RIGA - Saeima Social and Labor Affairs Committee on July 8 forwarded to the Saeima for review a bill that provides for resuming pension indexing starting this fall, reports LETA. The bill stipulates that the pensions below 165 lats (235 euros) will be indexed on Oct. 1, taking into account the actual consumer price index. If the index is smaller than 1, meaning that any indexing would actually reduce the pensions, then the pensions will not be indexed.
It is expected that the law will come into force on Sept. 1, 2011.
On July 6 Finance Minister Andris Vilks (Unity) announced that retirement pension indexing cannot be afforded in the current situation. The minister called the proposal to resume indexing of retirement pensions “pre-election populism,” indicating that, in the current situation, few companies, if any, can think of increasing or indexing salaries. Besides, no one revised pensions downwards during the period of deflation.
Vilks stressed that the priority now is to take budget consolidation measures for 2012. And even if there are any available assets, they should be used in the consolidation process, said Vilks, noting also a dramatic decrease in the welfare budget.
According to Vilks, inflation rates that determine indexing of retirement pensions can again decrease next year, so indexing should not be the priority now.
Several weeks ago, the mayor of Ventspils, Aivars Lembergs, had given Prime Minister Valdis Dombrovskis’ (Unity) government an “assignment” to index pensions, matching the inflation rate - 5 percent.
The Union of Greens and Farmers (ZZS) “categorically disagreed” with Vilks’ position on allocation of the social budget’s funds, and continued to insist on indexing retirement pensions.
ZZS has estimated that this year’s budget will have sufficient funds that can be channeled for pension indexing. The party rejects Vilks’ proposal to channel any available social budget funds to budget consolidation.
The government must not succumb to populism regarding the calls for higher salaries and indexing of pensions, said former President Valdis Zatlers after a meeting with Dombrovskis on July 6. Zatlers urged the government “to not succumb to populist promises that in fact border on misleading the people, promises that wages could be increased or pensions could be indexed.”
The government must be decisive in structuring the 2012 state budget so Latvia could complete the program that will lead it out of the crisis. The painful budget cuts must continue in the name of faster growth in the future, said Zatlers.
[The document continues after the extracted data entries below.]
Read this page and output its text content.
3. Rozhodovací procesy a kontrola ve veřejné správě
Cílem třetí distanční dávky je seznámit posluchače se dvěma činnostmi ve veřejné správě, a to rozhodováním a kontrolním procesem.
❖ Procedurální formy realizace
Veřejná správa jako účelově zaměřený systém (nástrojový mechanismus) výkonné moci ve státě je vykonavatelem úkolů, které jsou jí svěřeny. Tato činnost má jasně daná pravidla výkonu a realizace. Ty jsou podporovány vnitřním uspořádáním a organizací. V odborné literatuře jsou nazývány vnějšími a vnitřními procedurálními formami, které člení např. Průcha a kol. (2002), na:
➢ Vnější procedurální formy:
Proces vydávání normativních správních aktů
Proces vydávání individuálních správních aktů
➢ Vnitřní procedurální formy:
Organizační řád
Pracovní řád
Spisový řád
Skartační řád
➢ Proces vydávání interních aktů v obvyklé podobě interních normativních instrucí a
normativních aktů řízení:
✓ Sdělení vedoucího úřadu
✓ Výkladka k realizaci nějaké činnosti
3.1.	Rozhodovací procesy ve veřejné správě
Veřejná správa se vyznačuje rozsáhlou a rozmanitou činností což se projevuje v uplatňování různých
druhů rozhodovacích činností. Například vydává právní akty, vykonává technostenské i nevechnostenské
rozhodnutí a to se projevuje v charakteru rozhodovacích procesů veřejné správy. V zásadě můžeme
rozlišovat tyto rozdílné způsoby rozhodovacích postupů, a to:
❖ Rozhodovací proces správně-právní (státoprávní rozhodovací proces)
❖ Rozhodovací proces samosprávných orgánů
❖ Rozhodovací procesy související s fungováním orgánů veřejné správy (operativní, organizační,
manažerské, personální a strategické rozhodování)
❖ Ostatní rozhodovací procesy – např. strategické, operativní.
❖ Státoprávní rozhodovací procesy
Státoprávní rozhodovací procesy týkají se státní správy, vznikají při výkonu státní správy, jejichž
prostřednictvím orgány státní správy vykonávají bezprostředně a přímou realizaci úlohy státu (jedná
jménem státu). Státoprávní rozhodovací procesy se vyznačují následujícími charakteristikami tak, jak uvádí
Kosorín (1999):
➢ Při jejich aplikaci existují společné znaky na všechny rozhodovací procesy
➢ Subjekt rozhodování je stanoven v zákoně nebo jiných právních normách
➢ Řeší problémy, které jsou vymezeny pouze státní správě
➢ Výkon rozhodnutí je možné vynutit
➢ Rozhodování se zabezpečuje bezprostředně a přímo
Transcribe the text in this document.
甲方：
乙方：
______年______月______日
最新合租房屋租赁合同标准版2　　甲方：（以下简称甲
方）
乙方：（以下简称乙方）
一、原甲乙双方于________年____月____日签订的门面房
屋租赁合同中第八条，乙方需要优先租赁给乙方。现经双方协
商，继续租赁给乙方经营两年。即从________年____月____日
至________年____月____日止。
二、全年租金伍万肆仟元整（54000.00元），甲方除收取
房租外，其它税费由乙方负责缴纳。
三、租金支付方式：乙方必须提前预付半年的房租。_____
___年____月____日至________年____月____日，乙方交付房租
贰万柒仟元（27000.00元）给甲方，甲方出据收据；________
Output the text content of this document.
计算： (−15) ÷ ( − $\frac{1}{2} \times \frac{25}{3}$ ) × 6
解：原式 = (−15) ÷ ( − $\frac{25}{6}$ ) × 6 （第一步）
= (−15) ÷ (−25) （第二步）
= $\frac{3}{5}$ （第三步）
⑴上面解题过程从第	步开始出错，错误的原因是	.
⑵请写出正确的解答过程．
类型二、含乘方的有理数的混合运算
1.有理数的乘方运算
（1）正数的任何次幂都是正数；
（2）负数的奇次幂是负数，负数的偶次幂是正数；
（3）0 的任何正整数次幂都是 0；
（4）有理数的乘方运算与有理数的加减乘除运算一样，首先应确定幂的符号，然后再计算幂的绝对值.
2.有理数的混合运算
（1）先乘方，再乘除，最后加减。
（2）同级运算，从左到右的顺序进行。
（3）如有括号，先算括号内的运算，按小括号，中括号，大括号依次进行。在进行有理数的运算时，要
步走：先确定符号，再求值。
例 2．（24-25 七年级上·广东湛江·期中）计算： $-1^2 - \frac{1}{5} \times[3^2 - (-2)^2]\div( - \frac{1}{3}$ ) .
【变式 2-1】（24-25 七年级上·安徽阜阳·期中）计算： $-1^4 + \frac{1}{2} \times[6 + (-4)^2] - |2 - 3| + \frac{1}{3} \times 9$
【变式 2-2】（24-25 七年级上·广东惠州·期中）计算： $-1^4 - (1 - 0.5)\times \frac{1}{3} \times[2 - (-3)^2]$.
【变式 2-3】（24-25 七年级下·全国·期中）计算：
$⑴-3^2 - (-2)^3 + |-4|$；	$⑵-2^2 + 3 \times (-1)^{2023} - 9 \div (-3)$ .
Strategic Analysis Commission Chairman Roberts Kilis’ statement that Latvia might have to abandon its pension system in the future kicked off the recent public debate about the pension system. His statement was deliberately provocative, said Dombrovskis on the LNT morning show ‘900 sekundes’ last week.
“The Strategic Analysis Commission chairman does not have the same liberty as an independent expert,” said the prime minister. Such problems are to be tackled in a different way, by social budget sustainability measures, which are currently on the government’s agenda.
A part of these measures has been already approved by the Cabinet and Saeima, while the approval of several other social budget sustainability measures in the parliament is still pending.
President Andris Berzins said on Latvian Radio on July 11 that if the budget situation allows, pension indexing can be done this year. Essentially, he added, that would be a question for the coalition.
Unity’s leadership said on July 12 that they have no objections to ZZS’ proposals, if money is available.